Mon. Nov 28th, 2022
The silhouette of three camels at sunset.

A newly identified form of prion disease may have been quietly spreading in the brains of African camels for decades, according to a report published in the June issue Emerging infectious diseases.

The spread of the new, deadly neurodegenerative disease – similar to the well-known “mad cow disease” caused by misfolded proteins in the brain – is a major concern for communities and public health. There are tens of millions of camels in Africa in a rapidly evolving camel farming system. The animals are crucial sources of meat, milk and transportation for millions of people there. But perhaps most worryingly, prion diseases are known to spread across species, potentially posing a disease risk to consumers.

This “makes it necessary to assess the risk to humans and develop evidence-based policies to control and limit the spread of the disease in animals and minimize human exposure,” conclude the authors of the new report.

The Italian and Algerian researchers behind the report were first made aware of the new prion disease after reports from slaughterhouses described camels with telltale neurological symptoms.
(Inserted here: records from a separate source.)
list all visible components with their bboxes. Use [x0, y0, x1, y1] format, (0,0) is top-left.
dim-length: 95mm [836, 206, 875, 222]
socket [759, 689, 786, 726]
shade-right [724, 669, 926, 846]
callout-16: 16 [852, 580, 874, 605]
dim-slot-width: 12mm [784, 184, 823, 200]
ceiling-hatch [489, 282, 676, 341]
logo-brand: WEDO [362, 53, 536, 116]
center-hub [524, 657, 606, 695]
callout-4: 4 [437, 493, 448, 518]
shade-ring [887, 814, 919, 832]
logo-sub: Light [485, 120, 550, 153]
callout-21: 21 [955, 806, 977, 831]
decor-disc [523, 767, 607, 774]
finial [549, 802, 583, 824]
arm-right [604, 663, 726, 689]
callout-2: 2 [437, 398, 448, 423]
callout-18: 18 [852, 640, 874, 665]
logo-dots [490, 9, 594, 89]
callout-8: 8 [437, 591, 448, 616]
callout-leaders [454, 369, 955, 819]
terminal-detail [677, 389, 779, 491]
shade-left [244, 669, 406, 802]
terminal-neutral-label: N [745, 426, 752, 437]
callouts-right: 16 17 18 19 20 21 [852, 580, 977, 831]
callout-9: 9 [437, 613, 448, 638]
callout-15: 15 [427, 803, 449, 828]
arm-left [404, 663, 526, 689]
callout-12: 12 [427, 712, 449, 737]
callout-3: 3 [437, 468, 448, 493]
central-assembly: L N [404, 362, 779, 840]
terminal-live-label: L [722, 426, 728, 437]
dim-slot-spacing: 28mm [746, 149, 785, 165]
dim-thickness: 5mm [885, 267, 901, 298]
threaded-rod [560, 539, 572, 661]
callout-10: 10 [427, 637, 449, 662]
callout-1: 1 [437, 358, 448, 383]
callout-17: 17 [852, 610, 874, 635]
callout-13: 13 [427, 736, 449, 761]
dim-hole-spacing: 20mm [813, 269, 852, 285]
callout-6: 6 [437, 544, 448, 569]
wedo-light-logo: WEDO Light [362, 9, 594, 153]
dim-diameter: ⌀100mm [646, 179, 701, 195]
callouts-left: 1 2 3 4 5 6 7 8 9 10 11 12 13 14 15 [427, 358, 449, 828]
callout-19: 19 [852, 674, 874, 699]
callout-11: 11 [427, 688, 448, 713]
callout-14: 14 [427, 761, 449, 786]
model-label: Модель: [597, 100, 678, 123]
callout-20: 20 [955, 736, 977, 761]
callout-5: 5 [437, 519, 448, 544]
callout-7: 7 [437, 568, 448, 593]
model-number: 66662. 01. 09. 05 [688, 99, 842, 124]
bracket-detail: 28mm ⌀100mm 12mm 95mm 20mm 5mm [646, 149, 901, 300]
These include tremors, aggressiveness (biting and kicking), hyperactivity, marked up and down movements of the head, hesitation and faltering gait, loss of limb control, occasional falls, and difficulty getting up. The researchers confirmed the suspicion after inspecting three camel brains collected from symptomatic animals arriving at a slaughterhouse in Ouargla, Algeria. All three had clear signs of prion deposition and damage.

In general, prions are infectious, malformed versions of the normal prion protein (PRNP), which functions on the outside of healthy cells in the brain. The gnarled versions cause normal prion proteins to deform and malfunction, creating a cascade that leads to telltale clumps of twisted proteins. This leads to progressive damage, characterized by a spongy appearance of brain tissue and behavioral symptoms.

But that wasn’t all researchers saw in their camel samples. They also collected lymph tissue from one of the camels and found that it also showed signs of prion disease. In other types of prion disease, infectious proteins zooming around the lymphatic system suggest that the disease is contagious and jumps from animal to animal. Although they only had lymph tissue from one animal, they found evidence of prion disease in every lymph node they tested, raising concerns that the disease was being spread by another animal.

Looking further at the slaughterhouse data, the researchers found more reports of similarly sick camels. In 2015, 20 out of 937 camels showed the neurological symptoms, while 51 out of 1,322 did in 2016. That suggests a prevalence of about 3 percent. And reports from camel breeders and slaughterhouse workers suggested such cases date back to the 1980s.

disease madness

Harking back to the 1980s raises some eyebrows related to the timing of a new prion disease epidemic. Prions cause a variety of diseases in other animals, including Creutzfeldt-Jakob disease (a prion disease in humans), scrapie (affecting sheep and goats), and chronic wasting disease (found in mule deer, elk, and reindeer). But the most well-known is bovine spongiform encephalopathy (BSE, also known as mad cow disease). A massive BSE epidemic began in 1986 in the UK, eventually leading health experts to diagnose more than 180,000 cattle with the deadly disease and slaughter millions more in eradication, costing an estimated $7.1 billion in total.

In contrast to the situation with camel prion disease, BSE does not jump easily from animal to animal. Experts instead blamed the spread of the disease on contaminated feed. At that time it was common to grind cow remains into a protein-rich powder and add it to the feed of other cows. If the powder came from cows that were sick with BSE, it could contain infectious prions, regardless of how the feed was treated. Prions are resistant to heat, radiation, enzymes that normally break down proteins, and protein-altering chemicals, such as formaldehyde.

Likewise, humans (and some other animals, such as cats) who ate meat from infected livestock can also get the disease. According to the US Food and Drug Administration, an estimated 231 people worldwide have become ill with a deadly prion disease linked to the consumption of contaminated beef. The use of beef protein in animal feed was banned in the US, UK and elsewhere during the epidemic.

Although molecular data showed that the camels had prions that appeared slightly different from those in BSE, the researchers could not rule out that the camels’ prion disease originated in BSE-contaminated meat from abroad.

For now it’s too early to say. “The Origin of [camel prion disease] is unknown,” they conclude. “It could be a disease unique to dromedaries or a disease resulting from the transmission of a prion disease from another species.” They also note that camels tend to seek out the “widespread” waste dumps in the Sahara, near oil extraction plants. It also cannot be ruled out that they ate prion-contaminated waste, the authors note.

Regardless of its origin, the researchers say the disease requires “urgent” surveillance and further research to reduce risks to humans and animals.

Emerging infectious diseases2018. DOI:10.3201/eid2406.172007 (About DOIs).